The Attorney General of New York State has banned two crypto lending companies from operating within the state, and has sent letters to three additional entities requesting more information regarding their business practices.
New York AG Letitia James contends that crypto lending products are securities, and therefore must be registered as such.
This is not the first time the NY AG has taken decisive action against cryptocurrency-related entities.
New York Attorney General Letitia James announced today that two “unregistered crypto lending platforms” must cease operations within New York State. The names of the two firms had been redacted from the publically-released letters, but early images of the letters appeared to contain “Nexo” and “Celsius” in their file names.
New York Attorney General Issues Cease-and-Desists
The Office of New York Attorney General Letitia James announced in a press release today that it had sent cease-and-desist letters to two unnamed cryptocurrency companies ordering them to cease operations in New York State. Furthermore, the AG sent letters to three additional entities requesting information on their activities and products. Although the names of the entities were redacted, early images of the cease-and-desist letter and information request letter appeared to reveal the file names “Nexo Letter” and “Celsius Letter,” respectively.

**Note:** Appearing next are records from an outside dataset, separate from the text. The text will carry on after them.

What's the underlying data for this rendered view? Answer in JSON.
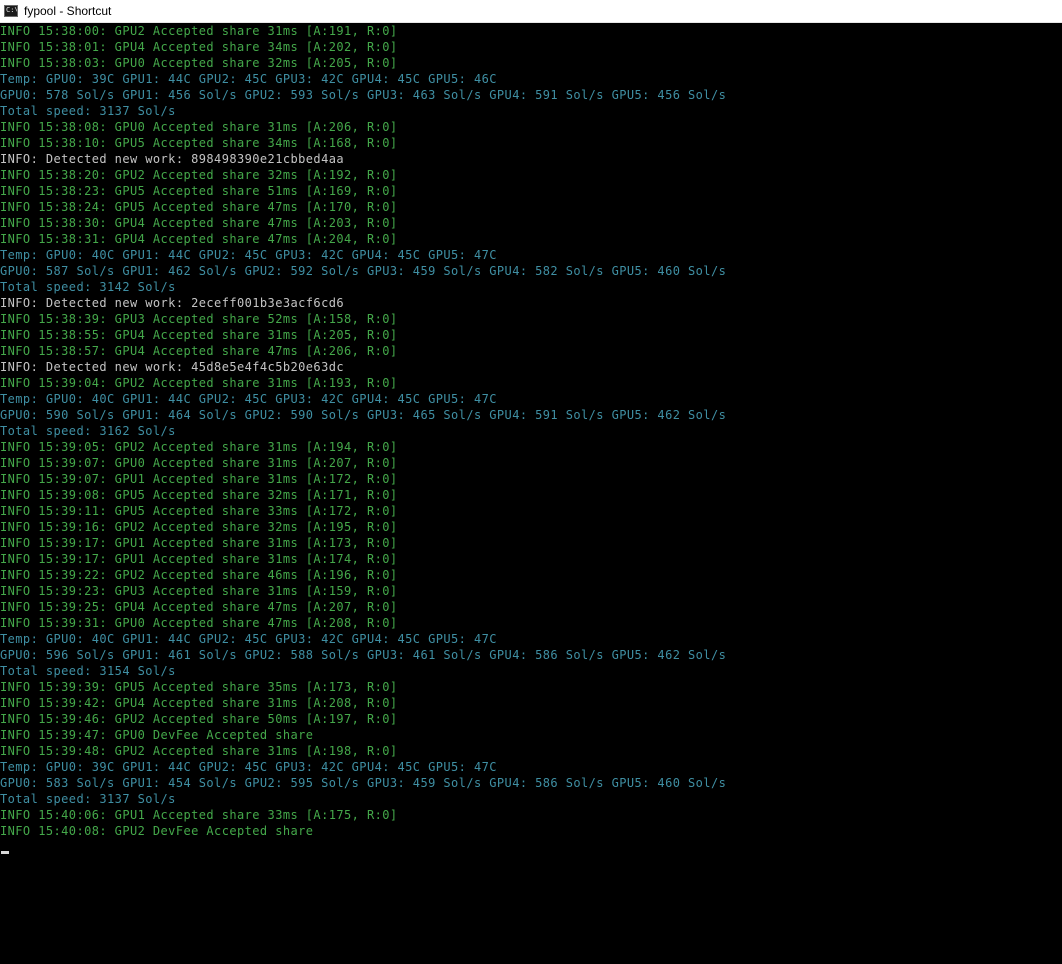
{
  "window": {
    "title": "fypool - Shortcut",
    "icon": "console-icon"
  },
  "colors": {
    "share": "#44a84a",
    "work": "#c4c4c4",
    "stats": "#3f8fa3",
    "background": "#000000"
  },
  "console": {
    "lines": [
      {
        "kind": "share",
        "text": "INFO 15:38:00: GPU2 Accepted share 31ms [A:191, R:0]"
      },
      {
        "kind": "share",
        "text": "INFO 15:38:01: GPU4 Accepted share 34ms [A:202, R:0]"
      },
      {
        "kind": "share",
        "text": "INFO 15:38:03: GPU0 Accepted share 32ms [A:205, R:0]"
      },
      {
        "kind": "stats",
        "text": "Temp: GPU0: 39C GPU1: 44C GPU2: 45C GPU3: 42C GPU4: 45C GPU5: 46C"
      },
      {
        "kind": "stats",
        "text": "GPU0: 578 Sol/s GPU1: 456 Sol/s GPU2: 593 Sol/s GPU3: 463 Sol/s GPU4: 591 Sol/s GPU5: 456 Sol/s"
      },
      {
        "kind": "stats",
        "text": "Total speed: 3137 Sol/s"
      },
      {
        "kind": "share",
        "text": "INFO 15:38:08: GPU0 Accepted share 31ms [A:206, R:0]"
      },
      {
        "kind": "share",
        "text": "INFO 15:38:10: GPU5 Accepted share 34ms [A:168, R:0]"
      },
      {
        "kind": "work",
        "text": "INFO: Detected new work: 898498390e21cbbed4aa"
      },
      {
        "kind": "share",
        "text": "INFO 15:38:20: GPU2 Accepted share 32ms [A:192, R:0]"
      },
      {
        "kind": "share",
        "text": "INFO 15:38:23: GPU5 Accepted share 51ms [A:169, R:0]"
      },
      {
        "kind": "share",
        "text": "INFO 15:38:24: GPU5 Accepted share 47ms [A:170, R:0]"
      },
      {
        "kind": "share",
        "text": "INFO 15:38:30: GPU4 Accepted share 47ms [A:203, R:0]"
      },
      {
        "kind": "share",
        "text": "INFO 15:38:31: GPU4 Accepted share 47ms [A:204, R:0]"
      },
      {
        "kind": "stats",
        "text": "Temp: GPU0: 40C GPU1: 44C GPU2: 45C GPU3: 42C GPU4: 45C GPU5: 47C"
      },
      {
        "kind": "stats",
        "text": "GPU0: 587 Sol/s GPU1: 462 Sol/s GPU2: 592 Sol/s GPU3: 459 Sol/s GPU4: 582 Sol/s GPU5: 460 Sol/s"
      },
      {
        "kind": "stats",
        "text": "Total speed: 3142 Sol/s"
      },
      {
        "kind": "work",
        "text": "INFO: Detected new work: 2eceff001b3e3acf6cd6"
      },
      {
        "kind": "share",
        "text": "INFO 15:38:39: GPU3 Accepted share 52ms [A:158, R:0]"
      },
      {
        "kind": "share",
        "text": "INFO 15:38:55: GPU4 Accepted share 31ms [A:205, R:0]"
      },
      {
        "kind": "share",
        "text": "INFO 15:38:57: GPU4 Accepted share 47ms [A:206, R:0]"
      },
      {
        "kind": "work",
        "text": "INFO: Detected new work: 45d8e5e4f4c5b20e63dc"
      },
      {
        "kind": "share",
        "text": "INFO 15:39:04: GPU2 Accepted share 31ms [A:193, R:0]"
      },
      {
        "kind": "stats",
        "text": "Temp: GPU0: 40C GPU1: 44C GPU2: 45C GPU3: 42C GPU4: 45C GPU5: 47C"
      },
      {
        "kind": "stats",
        "text": "GPU0: 590 Sol/s GPU1: 464 Sol/s GPU2: 590 Sol/s GPU3: 465 Sol/s GPU4: 591 Sol/s GPU5: 462 Sol/s"
      },
      {
        "kind": "stats",
        "text": "Total speed: 3162 Sol/s"
      },
      {
        "kind": "share",
        "text": "INFO 15:39:05: GPU2 Accepted share 31ms [A:194, R:0]"
      },
      {
        "kind": "share",
        "text": "INFO 15:39:07: GPU0 Accepted share 31ms [A:207, R:0]"
      },
      {
        "kind": "share",
        "text": "INFO 15:39:07: GPU1 Accepted share 31ms [A:172, R:0]"
      },
      {
        "kind": "share",
        "text": "INFO 15:39:08: GPU5 Accepted share 32ms [A:171, R:0]"
      },
      {
        "kind": "share",
        "text": "INFO 15:39:11: GPU5 Accepted share 33ms [A:172, R:0]"
      },
      {
        "kind": "share",
        "text": "INFO 15:39:16: GPU2 Accepted share 32ms [A:195, R:0]"
      },
      {
        "kind": "share",
        "text": "INFO 15:39:17: GPU1 Accepted share 31ms [A:173, R:0]"
      },
      {
        "kind": "share",
        "text": "INFO 15:39:17: GPU1 Accepted share 31ms [A:174, R:0]"
      },
      {
        "kind": "share",
        "text": "INFO 15:39:22: GPU2 Accepted share 46ms [A:196, R:0]"
      },
      {
        "kind": "share",
        "text": "INFO 15:39:23: GPU3 Accepted share 31ms [A:159, R:0]"
      },
      {
        "kind": "share",
        "text": "INFO 15:39:25: GPU4 Accepted share 47ms [A:207, R:0]"
      },
      {
        "kind": "share",
        "text": "INFO 15:39:31: GPU0 Accepted share 47ms [A:208, R:0]"
      },
      {
        "kind": "stats",
        "text": "Temp: GPU0: 40C GPU1: 44C GPU2: 45C GPU3: 42C GPU4: 45C GPU5: 47C"
      },
      {
        "kind": "stats",
        "text": "GPU0: 596 Sol/s GPU1: 461 Sol/s GPU2: 588 Sol/s GPU3: 461 Sol/s GPU4: 586 Sol/s GPU5: 462 Sol/s"
      },
      {
        "kind": "stats",
        "text": "Total speed: 3154 Sol/s"
      },
      {
        "kind": "share",
        "text": "INFO 15:39:39: GPU5 Accepted share 35ms [A:173, R:0]"
      },
      {
        "kind": "share",
        "text": "INFO 15:39:42: GPU4 Accepted share 31ms [A:208, R:0]"
      },
      {
        "kind": "share",
        "text": "INFO 15:39:46: GPU2 Accepted share 50ms [A:197, R:0]"
      },
      {
        "kind": "share",
        "text": "INFO 15:39:47: GPU0 DevFee Accepted share"
      },
      {
        "kind": "share",
        "text": "INFO 15:39:48: GPU2 Accepted share 31ms [A:198, R:0]"
      },
      {
        "kind": "stats",
        "text": "Temp: GPU0: 39C GPU1: 44C GPU2: 45C GPU3: 42C GPU4: 45C GPU5: 47C"
      },
      {
        "kind": "stats",
        "text": "GPU0: 583 Sol/s GPU1: 454 Sol/s GPU2: 595 Sol/s GPU3: 459 Sol/s GPU4: 586 Sol/s GPU5: 460 Sol/s"
      },
      {
        "kind": "stats",
        "text": "Total speed: 3137 Sol/s"
      },
      {
        "kind": "share",
        "text": "INFO 15:40:06: GPU1 Accepted share 33ms [A:175, R:0]"
      },
      {
        "kind": "share",
        "text": "INFO 15:40:08: GPU2 DevFee Accepted share"
      }
    ]
  }
}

According to the press release, the AG alleges that crypto lending products that allow investors to earn a yield on their assets should be considered securities; therefore, these entities must register with the Office of the Attorney General (OAG) in order to lawfully conduct business in New York State.
Since the Attorney General made these announcements, Nexo has refuted the basis of the AG’s orders. Nexo told Crypto Briefing:
“Nexo is not offering its Earn Product and Exchange in New York, so it makes little sense to be receiving a C&D for something we are not offering in NY anyway. But we will engage with the NY AG as this is a clear case of mixing up the letter’s recipients. We use IP-based geoblocking.”
Section 1.2 in Nexo’s Exchange Terms lays out that Nexo’s exchange services are not available if one is “a citizen or resident of Bulgaria, Estonia, Australia, [or] the State of New York.”
Neither Celsius nor the Investor Protection Bureau of the OAG could be reached for comment.
Signs of impending regulation—or even legal action—have circulated around the crypto industry in New York for some time. In 2018, then New York AG Barbara D. Underwood issued a warning of “significant risks” to “customers of virtual asset trading platforms.” In today’s announcement, James said:
“Cryptocurrency platforms must follow the law, just like everyone else… We’ve already taken action against a number of crypto platforms and coins that engaged in fraud or that illegally operated in New York.”
In February, the OAG reached a settlement with iFinex, Bitfinex, and Tether—all affiliated entities—requiring the companies to cease all trading activities in New York and to pay an $18.5 million fine. In March, the OAG notified those dealing in the virtual currencies industry that they must register with the Investor Protection Bureau. Further, James shut down the crypto trading platform Coinseed, Inc. last month on the same day that she helped secure the recovery of $479.9 million in settlement claims from companies that “unlawfully sold stocks and two digital instruments promoted as cryptocurrencies without registering in New York State.” Consistent with the theme of today’s announcement, James said, “No company is above the law.”
Notably, Tether Limited appears unredacted in the AG’s information request letter to the three unnamed entities. Section 5 reads: “State whether you and/or your lending product solicits, accepts, loans, or accepts as collateral, tethers (USDT), and provide details regarding the use of USDT in connection with your product.” It goes on to ask for details regarding all contracts and agreements with Tether Limited (and its affiliated persons and entities), as well as details on all loans, collateral, and transactions using USDT.
Tether has been under increasing scrutiny from a variety of regulators in recent months. Among other incidents, Tether has been subject to fines by the CFTC and has been accused by the AG of not fully backing its flagship stablecoin, USDT, with U.S. fiat currency, as it has claimed.
In today’s announcement, James cited New York’s Martin Act, which grants the AG broad powers to investigate and prosecute securities fraud within the state. The Martin Act’s definition of securities includes traditional instruments such as stocks and bonds, but courts have held that the Act’s provisions can be interpreted broadly, as the defined categories in the Act are non-exhaustive. Today’s announcement appears to affirm that the OAG considers certain virtual currency lending products to be securities under the Martin Act, and it appears to be signalling that it is prepared to act as such.
Disclaimer: At the time of writing, the author of this piece owned BTC, ETH, and several other cryptocurrencies.